We also require the file http://www.unicode.org/Public/security/latest/xidmodifications.txt
This file should be in a sub-directory "security" immediately below the directory containing the other Unicode data files.

We also require the latest data file for UTR50, currently revision-13: http://www.unicode.org/Public/vertical/revision-13/VerticalOrientation-13.txt
This file should be in a sub-directory "vertical" immediately below the directory containing the other Unicode data files.

From intl/unicharutil/util, run the command:

perl ../tools/genUnicodePropertyData.pl /path/to/hb-common.h /path/to/UCD-directory

(where hb-common.h is found in the gfx/harfbuzz/src directory).
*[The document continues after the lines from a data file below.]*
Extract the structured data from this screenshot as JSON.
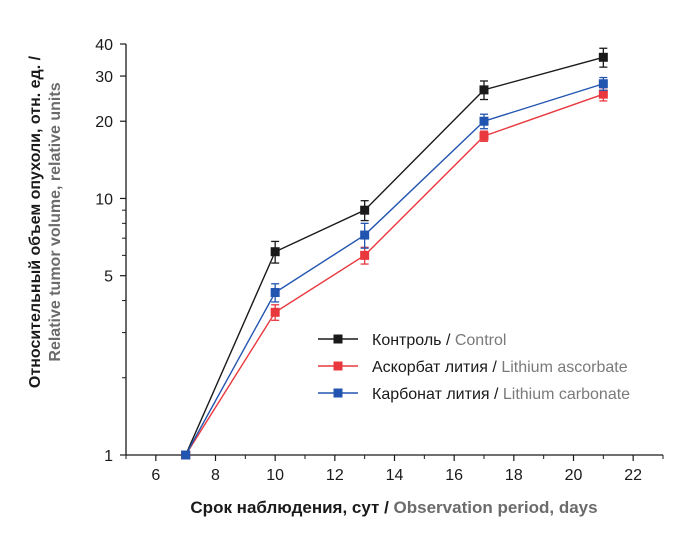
{
  "chart_data": {
    "type": "line",
    "x_label": {
      "ru": "Срок наблюдения, сут / ",
      "en": "Observation period, days"
    },
    "y_label": {
      "ru": "Относительный объем опухоли, отн. ед. /",
      "en": "Relative tumor volume, relative units"
    },
    "x_range": [
      5,
      23
    ],
    "x_ticks": [
      6,
      8,
      10,
      12,
      14,
      16,
      18,
      20,
      22
    ],
    "y_scale": "log",
    "y_range": [
      1,
      40
    ],
    "y_ticks": [
      1,
      5,
      10,
      20,
      30,
      40
    ],
    "grid": false,
    "legend_position": "lower-right",
    "series": [
      {
        "name_ru": "Контроль / ",
        "name_en": "Control",
        "color": "#1a1a1a",
        "x": [
          7,
          10,
          13,
          17,
          21
        ],
        "y": [
          1,
          6.2,
          9.0,
          26.5,
          35.5
        ],
        "err": [
          0,
          0.6,
          0.8,
          2.2,
          3.0
        ]
      },
      {
        "name_ru": "Аскорбат лития / ",
        "name_en": "Lithium ascorbate",
        "color": "#e8383d",
        "x": [
          7,
          10,
          13,
          17,
          21
        ],
        "y": [
          1,
          3.6,
          6.0,
          17.5,
          25.5
        ],
        "err": [
          0,
          0.25,
          0.45,
          0.8,
          1.5
        ]
      },
      {
        "name_ru": "Карбонат лития / ",
        "name_en": "Lithium carbonate",
        "color": "#2255b0",
        "x": [
          7,
          10,
          13,
          17,
          21
        ],
        "y": [
          1,
          4.3,
          7.2,
          20.0,
          28.0
        ],
        "err": [
          0,
          0.35,
          0.8,
          1.3,
          1.6
        ]
      }
    ]
  }
}
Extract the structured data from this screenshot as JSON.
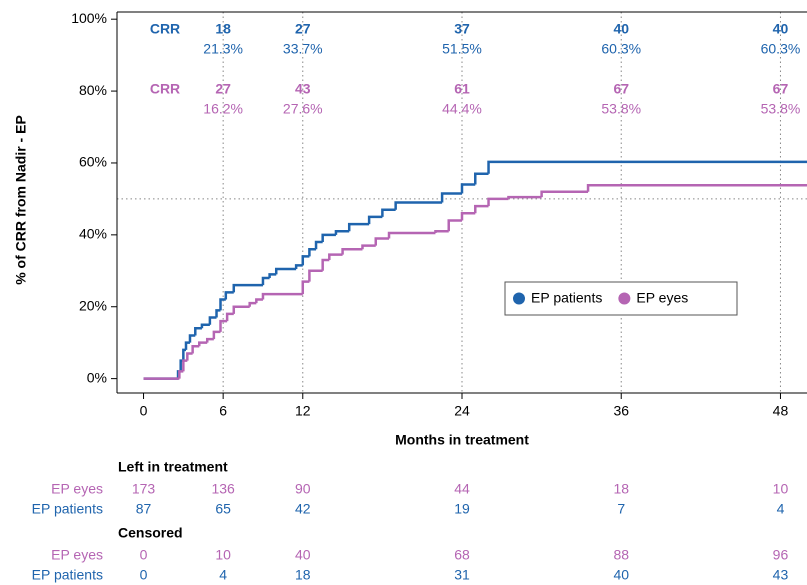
{
  "chart_data": {
    "type": "step",
    "x_label": "Months in treatment",
    "y_label": "% of CRR from Nadir - EP",
    "xlim": [
      -2,
      50
    ],
    "ylim": [
      -4,
      102
    ],
    "xticks": [
      0,
      6,
      12,
      24,
      36,
      48
    ],
    "yticks": [
      {
        "value": 0,
        "label": "0%"
      },
      {
        "value": 20,
        "label": "20%"
      },
      {
        "value": 40,
        "label": "40%"
      },
      {
        "value": 60,
        "label": "60%"
      },
      {
        "value": 80,
        "label": "80%"
      },
      {
        "value": 100,
        "label": "100%"
      }
    ],
    "vlines": [
      6,
      12,
      24,
      36,
      48
    ],
    "hline": 50,
    "legend": "right",
    "series": [
      {
        "name": "EP patients",
        "color": "#1f64ad",
        "x": [
          0,
          2.6,
          2.8,
          3.0,
          3.2,
          3.5,
          3.9,
          4.4,
          5.0,
          5.5,
          5.8,
          6.2,
          6.8,
          9.0,
          9.5,
          10.0,
          11.5,
          12.0,
          12.5,
          13.0,
          13.5,
          14.5,
          15.5,
          17.0,
          18.0,
          19.0,
          22.5,
          24.0,
          25.0,
          26.0
        ],
        "values": [
          0,
          2,
          5,
          8,
          10,
          12,
          14,
          15,
          17,
          19,
          22,
          24,
          26,
          28,
          29,
          30.5,
          31.5,
          34,
          36,
          38,
          40,
          41,
          43,
          45,
          47,
          49,
          51.5,
          54,
          57,
          60.3
        ]
      },
      {
        "name": "EP eyes",
        "color": "#b565b3",
        "x": [
          0,
          2.7,
          3.0,
          3.3,
          3.7,
          4.2,
          4.8,
          5.3,
          5.8,
          6.3,
          6.8,
          8.0,
          8.5,
          9.0,
          12.0,
          12.5,
          13.5,
          14.0,
          15.0,
          16.5,
          17.5,
          18.5,
          22.0,
          23.0,
          24.0,
          25.0,
          26.0,
          27.5,
          30.0,
          33.5
        ],
        "values": [
          0,
          2,
          5,
          7,
          9,
          10,
          11,
          13,
          16,
          18,
          20,
          21,
          22,
          23.5,
          27,
          30,
          33,
          34.5,
          36,
          37,
          39,
          40.5,
          41,
          44,
          46,
          48,
          50,
          50.5,
          52,
          53.8
        ]
      }
    ],
    "crr_rows": [
      {
        "label": "CRR",
        "color": "#1f64ad",
        "x": [
          6,
          12,
          24,
          36,
          48
        ],
        "counts": [
          18,
          27,
          37,
          40,
          40
        ],
        "percents": [
          "21.3%",
          "33.7%",
          "51.5%",
          "60.3%",
          "60.3%"
        ]
      },
      {
        "label": "CRR",
        "color": "#b565b3",
        "x": [
          6,
          12,
          24,
          36,
          48
        ],
        "counts": [
          27,
          43,
          61,
          67,
          67
        ],
        "percents": [
          "16.2%",
          "27.6%",
          "44.4%",
          "53.8%",
          "53.8%"
        ]
      }
    ],
    "risk_table": {
      "x": [
        0,
        6,
        12,
        24,
        36,
        48
      ],
      "sections": [
        {
          "title": "Left in treatment",
          "rows": [
            {
              "name": "EP eyes",
              "color": "#b565b3",
              "values": [
                173,
                136,
                90,
                44,
                18,
                10
              ]
            },
            {
              "name": "EP patients",
              "color": "#1f64ad",
              "values": [
                87,
                65,
                42,
                19,
                7,
                4
              ]
            }
          ]
        },
        {
          "title": "Censored",
          "rows": [
            {
              "name": "EP eyes",
              "color": "#b565b3",
              "values": [
                0,
                10,
                40,
                68,
                88,
                96
              ]
            },
            {
              "name": "EP patients",
              "color": "#1f64ad",
              "values": [
                0,
                4,
                18,
                31,
                40,
                43
              ]
            }
          ]
        }
      ]
    }
  }
}
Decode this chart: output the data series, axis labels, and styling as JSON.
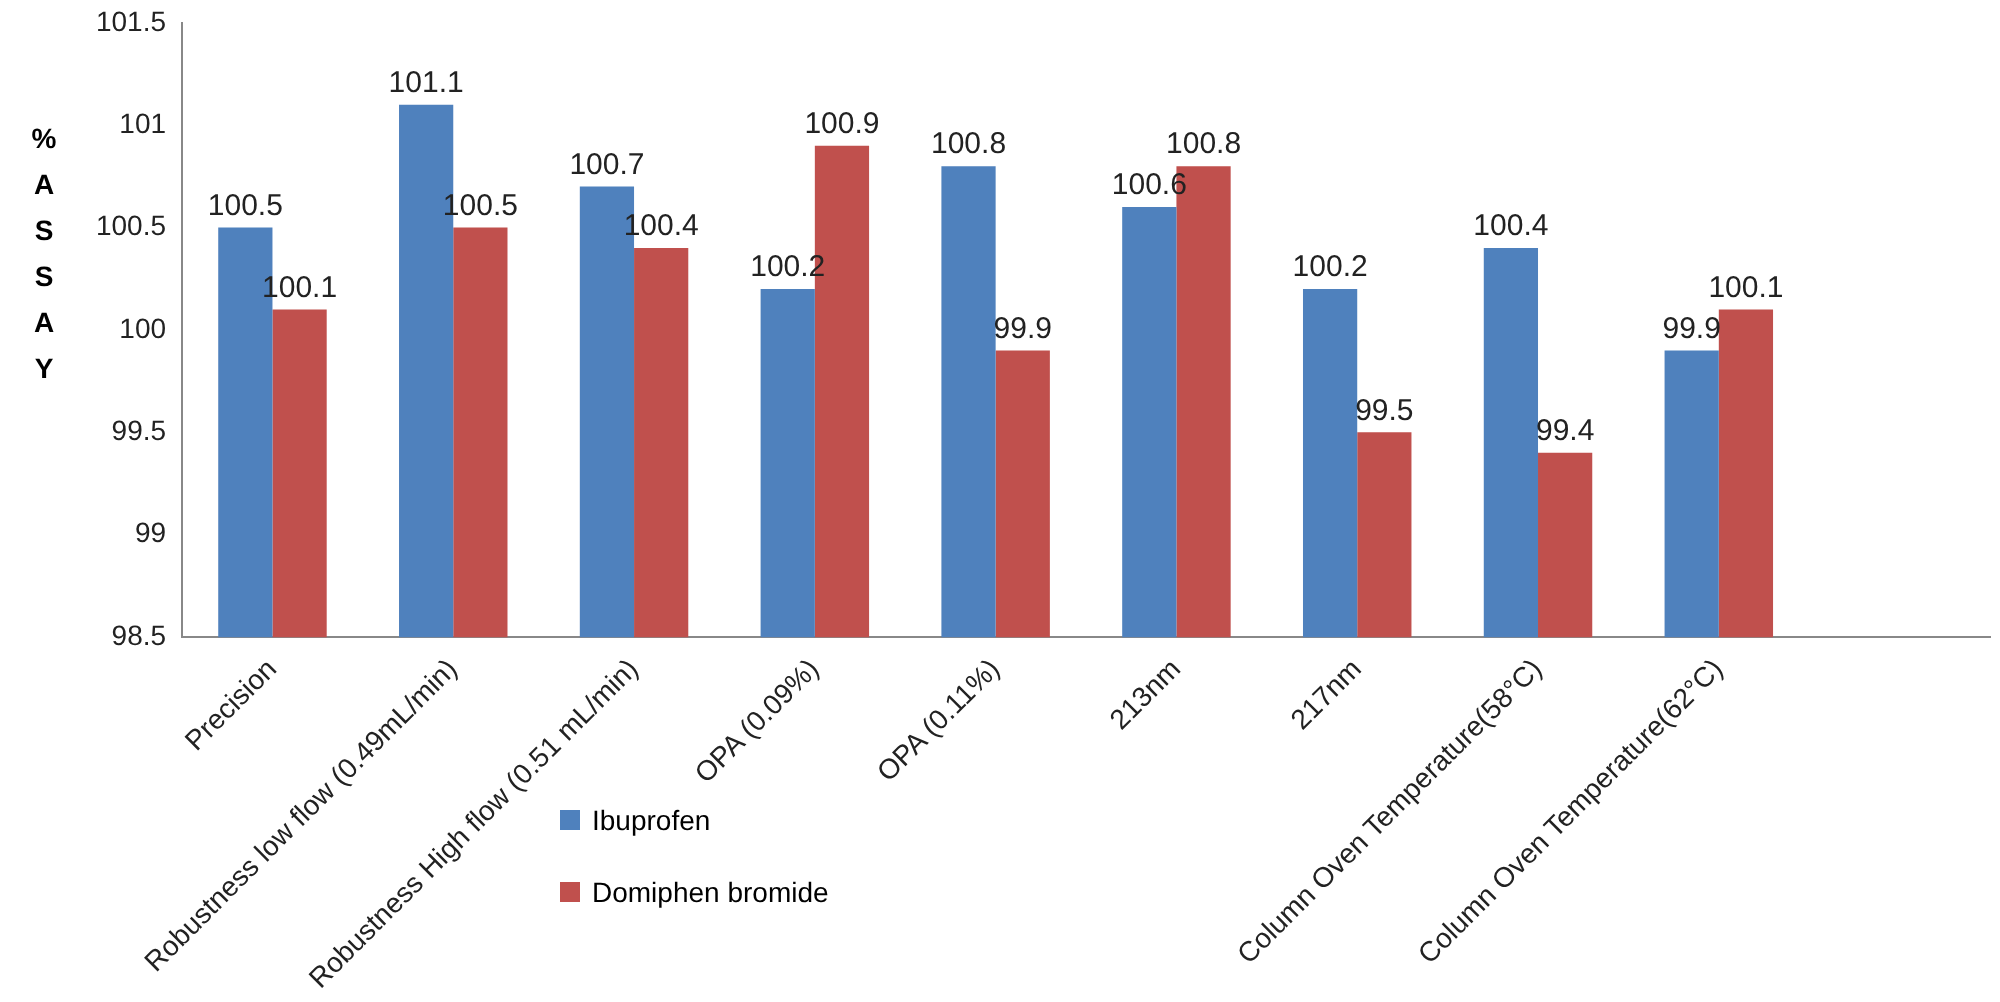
{
  "chart_data": {
    "type": "bar",
    "ylabel": "% ASSAY",
    "categories": [
      "Precision",
      "Robustness low flow (0.49mL/min)",
      "Robustness High flow (0.51 mL/min)",
      "OPA (0.09%)",
      "OPA (0.11%)",
      "213nm",
      "217nm",
      "Column Oven Temperature(58°C)",
      "Column Oven Temperature(62°C)",
      null
    ],
    "series": [
      {
        "name": "Ibuprofen",
        "color": "#4f81bd",
        "values": [
          100.5,
          101.1,
          100.7,
          100.2,
          100.8,
          100.6,
          100.2,
          100.4,
          99.9,
          null
        ]
      },
      {
        "name": "Domiphen bromide",
        "color": "#c0504d",
        "values": [
          100.1,
          100.5,
          100.4,
          100.9,
          99.9,
          100.8,
          99.5,
          99.4,
          100.1,
          null
        ]
      }
    ],
    "ylim": [
      98.5,
      101.5
    ],
    "yticks": [
      98.5,
      99,
      99.5,
      100,
      100.5,
      101,
      101.5
    ],
    "grid": false,
    "legend": "bottom",
    "data_labels": true
  }
}
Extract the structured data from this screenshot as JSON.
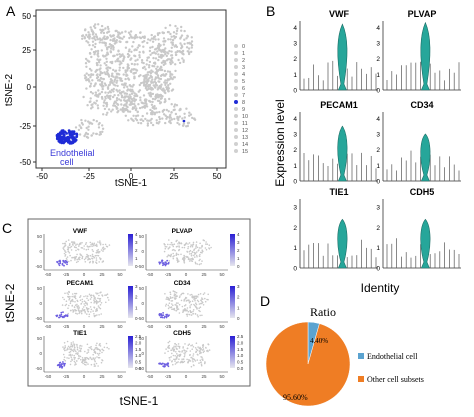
{
  "figure": {
    "panel_a": {
      "letter": "A",
      "xlabel": "tSNE-1",
      "ylabel": "tSNE-2",
      "x_ticks": [
        "-50",
        "-25",
        "0",
        "25",
        "50"
      ],
      "y_ticks": [
        "50",
        "25",
        "0",
        "-25",
        "-50"
      ],
      "cluster_label": "Endothelial\ncell",
      "cluster_label_lines": [
        "Endothelial",
        "cell"
      ],
      "legend": [
        "0",
        "1",
        "2",
        "3",
        "4",
        "5",
        "6",
        "7",
        "8",
        "9",
        "10",
        "11",
        "12",
        "13",
        "14",
        "15"
      ],
      "highlight_cluster": "8",
      "colors": {
        "background_points": "#c8c8c8",
        "highlight": "#1f2bd6",
        "annotation": "#3a3ad8"
      }
    },
    "panel_b": {
      "letter": "B",
      "ylabel": "Expression level",
      "xlabel": "Identity",
      "genes": [
        "VWF",
        "PLVAP",
        "PECAM1",
        "CD34",
        "TIE1",
        "CDH5"
      ],
      "y_ticks": [
        "0",
        "1",
        "2",
        "3",
        "4"
      ],
      "y_ticks_small": [
        "0",
        "1",
        "2",
        "3"
      ],
      "violin_color": "#26a69a"
    },
    "panel_c": {
      "letter": "C",
      "xlabel": "tSNE-1",
      "ylabel": "tSNE-2",
      "genes": [
        "VWF",
        "PLVAP",
        "PECAM1",
        "CD34",
        "TIE1",
        "CDH5"
      ],
      "colorbar_ticks": [
        [
          "4",
          "3",
          "2",
          "1",
          "0"
        ],
        [
          "4",
          "3",
          "2",
          "1",
          "0"
        ],
        [
          "3",
          "2",
          "1",
          "0"
        ],
        [
          "3",
          "2",
          "1",
          "0"
        ],
        [
          "2.5",
          "2.0",
          "1.5",
          "1.0",
          "0.5",
          "0.0"
        ],
        [
          "2.5",
          "2.0",
          "1.5",
          "1.0",
          "0.5",
          "0.0"
        ]
      ],
      "x_ticks": [
        "-50",
        "-25",
        "0",
        "25",
        "50"
      ],
      "y_ticks": [
        "50",
        "0",
        "-50"
      ]
    },
    "panel_d": {
      "letter": "D",
      "chart_data": {
        "type": "pie",
        "title": "Ratio",
        "labels": [
          "Endothelial cell",
          "Other cell subsets"
        ],
        "values": [
          4.4,
          95.6
        ],
        "value_labels": [
          "4.40%",
          "95.60%"
        ],
        "colors": [
          "#5ba3d0",
          "#ef7d24"
        ],
        "legend_position": "right"
      }
    }
  }
}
This will generate (or overwrite!) the files

  • nsUnicodePropertyData.cpp
  • nsUnicodeScriptCodes.h

in the current directory.

Casing

We require Unicode data files from http://www.unicode.org/Public/UNIDATA/
As well as UnicodeData.txt downloaded in the previous step, we need

  • SpecialCasing.txt

From intl/unichar/util, run the command:

perl ../tools/genSpecialCasingData.pl /path/to/UCD-directory/UnicodeData.txt /path/to/UCD-directory/SpecialCasing.txt > nsSpecialCasingData.cpp

This will generate (or overwrite!) the files

  • nsSpecialCasingData.cpp
  • all-lower-ref.html
  • all-lower.html
  • all-title-ref.html
  • all-title.html
  • all-upper-ref.html
  • all-upper.html

in the current directory

Then move the six *.html files to layout/reftests/text-transform

Normalization

Currently our normalization data is frozen at Unicode 3.2 to conform to RFC 3454 (Stringprep), see Bug 728180

JavaScript Unicode support

To update SpiderMonkey's Unicode support:

  • move into js/src/vm/
  • run python ./make_unicode.py
  • verify that UnicodeData.txt, CaseFolding.txt, and the derived files were correctly updated

Note that running python ./make_unicode.py FILENAME1 FILENAME2 instead uses FILENAME1 as a UnicodeData.txt and FILENAME2 as a CaseFolding.txt, if you ever want to generate new data without overwriting the current js/src/vm/UnicodeData.txt and js/src/vm/CaseFolding.txt.